During a visit to one parts supplier, the inspector general’s office observed an employee who “used a piece of paper, scotch-taped to the work surface, as a measuring device for a length of wire on an oil and fuel pressure transmitter.”

And here’s the line that prompted me to write this blog post, after seeing coverage of the article at The Consumerist blog.

My immediate reaction was: so what? The article obviously implies that measuring the lengths of wire with a piece of paper scotch-taped to a work surface is bad in some way, but it doesn’t tell us why it’s bad!

  • It doesn’t say whether the wires were the correct length after being measured this way.
  • And even more important, it doesn’t even tell you why the wire needs to be cut! If it’s just being cut so it’s short enough to fit in the casing of this particular component, does it really matter how precise the cut is?

Sure it sounds scary, until you actually engage your brain and realize that paper can actually be cut to a specific length! And it can be marked, too! It’s a miracle material! Well, since the article doesn’t explain it, I can only assume it’s there merely to sound scary to people who don’t make use of their critical thinking skills or have never seen paper before.

So far, no airline accidents have been attributed to faulty overseas parts, the FAA said. “There are absolutely no imminent safety issues raised by the report,” FAA spokeswoman Alison Duquette said.

A confirmation that these horrible systemic problems you should be terrified of haven’t actually caused any accidents whatsoever, directly from the FAA.

The report identifies 17 major components of commercial airliners made by Boeing, including the wings, rudder, nose and engine nacelles. When the Boeing 727 was introduced in 1964, all 17 of the components were made in the United States.

By contrast, of the 17 major components of the Boeing 787, which is scheduled to make its first test flight this year, 13 were made exclusively or partially overseas.

“FAA’s process for supplier audits should be designed to address newer manufacturing business models, which have expanded the number of foreign suppliers, locations where parts are assembled, and the degree of independent manufacturing responsibility suppliers now have,” the report reads.

“Exclusively or partially overseas” is a handy statement. Since you bucket “exclusively” and “partially” in the same bucket, there’s no way to know whether all 13 of those components are made entirely overseas, or if all of them merely contain one small screw made in China. It would take a lot of effort to be more vague.

So what is this article really saying?

Ignoring the parts designed to scare you, like the idiotic paragraph about (gasp! shock! horror!) measuring wire with a piece of paper, every other part of this article is basically saying: “getting airline parts from foreign suppliers is bad.” Of course, it never explains why it’s bad. (It does, however, explain one way it’s good: it’s cheaper.) It also doesn’t mention airliners made by the entirely-foreign Airbus cooperative at all.

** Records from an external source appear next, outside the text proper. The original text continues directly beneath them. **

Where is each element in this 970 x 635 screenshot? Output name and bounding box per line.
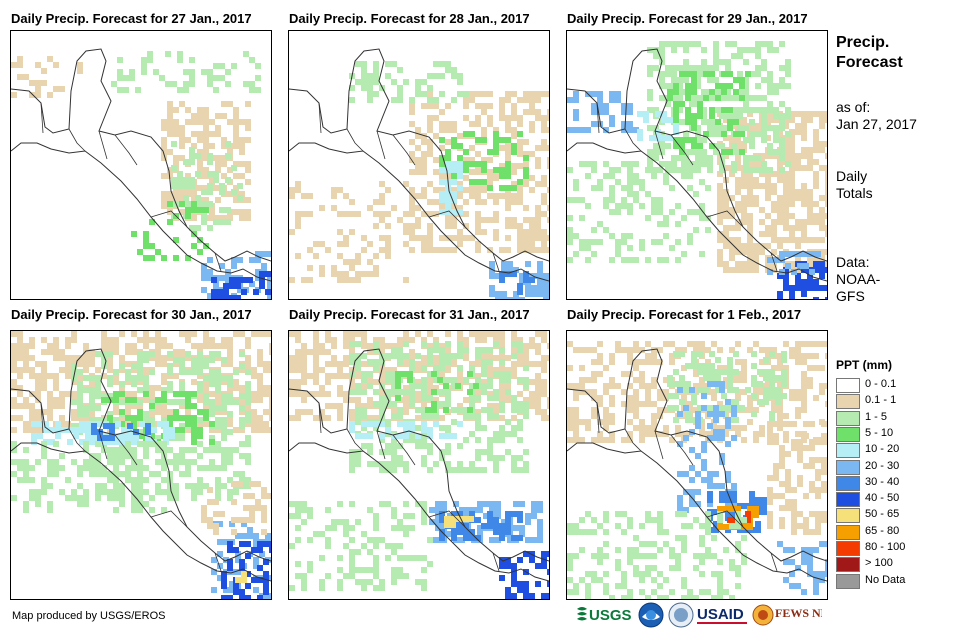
panel-title-4: Daily Precip. Forecast for 30 Jan., 2017 — [11, 307, 252, 322]
legend-label: No Data — [865, 573, 906, 586]
country-borders — [596, 102, 778, 272]
fewsnet-logo: FEWS NET — [752, 602, 837, 628]
legend-label: 80 - 100 — [865, 541, 906, 553]
panel-title-5: Daily Precip. Forecast for 31 Jan., 2017 — [289, 307, 530, 322]
precip-map — [11, 331, 271, 599]
country-borders — [318, 402, 500, 572]
as-of-date: Jan 27, 2017 — [836, 116, 917, 132]
country-borders — [40, 402, 222, 572]
legend-label: 0 - 0.1 — [865, 378, 897, 390]
usaid-logo: USAID — [696, 602, 750, 628]
country-borders — [318, 102, 500, 272]
as-of-label: as of: — [836, 99, 871, 115]
legend-swatch — [836, 459, 860, 475]
coastline — [567, 348, 827, 562]
legend-label: 10 - 20 — [865, 443, 900, 456]
data-source-block: Data: NOAA- GFS — [836, 254, 880, 305]
legend-swatch — [836, 573, 860, 589]
side-title-line2: Forecast — [836, 54, 903, 71]
legend-label: 0.1 - 1 — [865, 394, 897, 407]
legend-label: 40 - 50 — [865, 492, 900, 505]
map-panel-3 — [566, 30, 828, 300]
legend-label: 65 - 80 — [865, 524, 900, 537]
daily-label: Daily — [836, 168, 868, 184]
precip-map — [289, 48, 549, 299]
country-borders — [596, 402, 778, 572]
data-source-line2: GFS — [836, 288, 865, 304]
country-borders — [40, 102, 222, 272]
precip-map — [289, 331, 549, 599]
map-panel-2 — [288, 30, 550, 300]
legend-swatch — [836, 557, 860, 573]
credit-text: Map produced by USGS/EROS — [12, 610, 166, 622]
as-of-block: as of: Jan 27, 2017 — [836, 99, 917, 133]
legend-swatch — [836, 475, 860, 491]
legend-label: > 100 — [865, 557, 893, 570]
usgs-logo-text: USGS — [589, 607, 632, 624]
precip-map — [11, 48, 271, 299]
fewsnet-logo-text: FEWS NET — [775, 606, 822, 620]
side-title: Precip. Forecast — [836, 33, 903, 73]
panel-title-3: Daily Precip. Forecast for 29 Jan., 2017 — [567, 11, 808, 26]
noaa-logo — [638, 602, 664, 628]
legend-label: 50 - 65 — [865, 508, 900, 521]
coastline — [567, 48, 827, 262]
map-panel-1 — [10, 30, 272, 300]
legend-swatch — [836, 508, 860, 524]
data-label: Data: — [836, 254, 870, 270]
legend-swatch — [836, 394, 860, 410]
side-title-line1: Precip. — [836, 34, 890, 51]
legend-label: 20 - 30 — [865, 459, 900, 472]
legend-swatch — [836, 541, 860, 556]
data-source-line1: NOAA- — [836, 271, 881, 287]
panel-title-2: Daily Precip. Forecast for 28 Jan., 2017 — [289, 11, 530, 26]
map-panel-4 — [10, 330, 272, 600]
precip-map — [567, 41, 827, 299]
legend-title: PPT (mm) — [836, 358, 893, 372]
legend-swatch — [836, 524, 860, 540]
panel-title-6: Daily Precip. Forecast for 1 Feb., 2017 — [567, 307, 802, 322]
usgs-logo: USGS — [576, 602, 636, 628]
legend-label: 1 - 5 — [865, 410, 888, 423]
panel-title-1: Daily Precip. Forecast for 27 Jan., 2017 — [11, 11, 252, 26]
coastline — [289, 348, 549, 562]
map-panel-5 — [288, 330, 550, 600]
legend-label: 5 - 10 — [865, 426, 894, 439]
usaid-logo-text: USAID — [697, 606, 744, 623]
coastline — [11, 348, 271, 562]
legend-swatch — [836, 492, 860, 508]
legend-swatch — [836, 443, 860, 459]
legend-swatch — [836, 426, 860, 442]
totals-label: Totals — [836, 185, 873, 201]
coastline — [11, 48, 271, 262]
map-panel-6 — [566, 330, 828, 600]
daily-totals-block: Daily Totals — [836, 168, 873, 202]
precip-map — [567, 341, 827, 599]
legend-swatch — [836, 410, 860, 426]
coastline — [289, 48, 549, 262]
legend-label: 30 - 40 — [865, 475, 900, 488]
legend-swatch — [836, 378, 860, 393]
doc-seal-logo — [668, 602, 694, 628]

I’m a pretty patriotic guy, and I even make an effort to buy American whenever I have the chance, but this article is nothing but scare-tactic propaganda. Airliners are perfectly safe, whether we cut the length of wire in Mexico City or in Dallas, specifically because companies like Boeing, backed up by government agencies like the National Transportation Safety Board, have expended great effort to make sure they’re as safe as possible. And yes, that’s not 100% safe… nothing is.

And the part that bugs me most is that blogs like Consumerist are sharing and re-printing this article, with the scary wire cutting quote in the headline, all over the Internet without even stopping to think about it. If you run a blog that reprints stories, please at least spend 5 minutes thinking about the story first.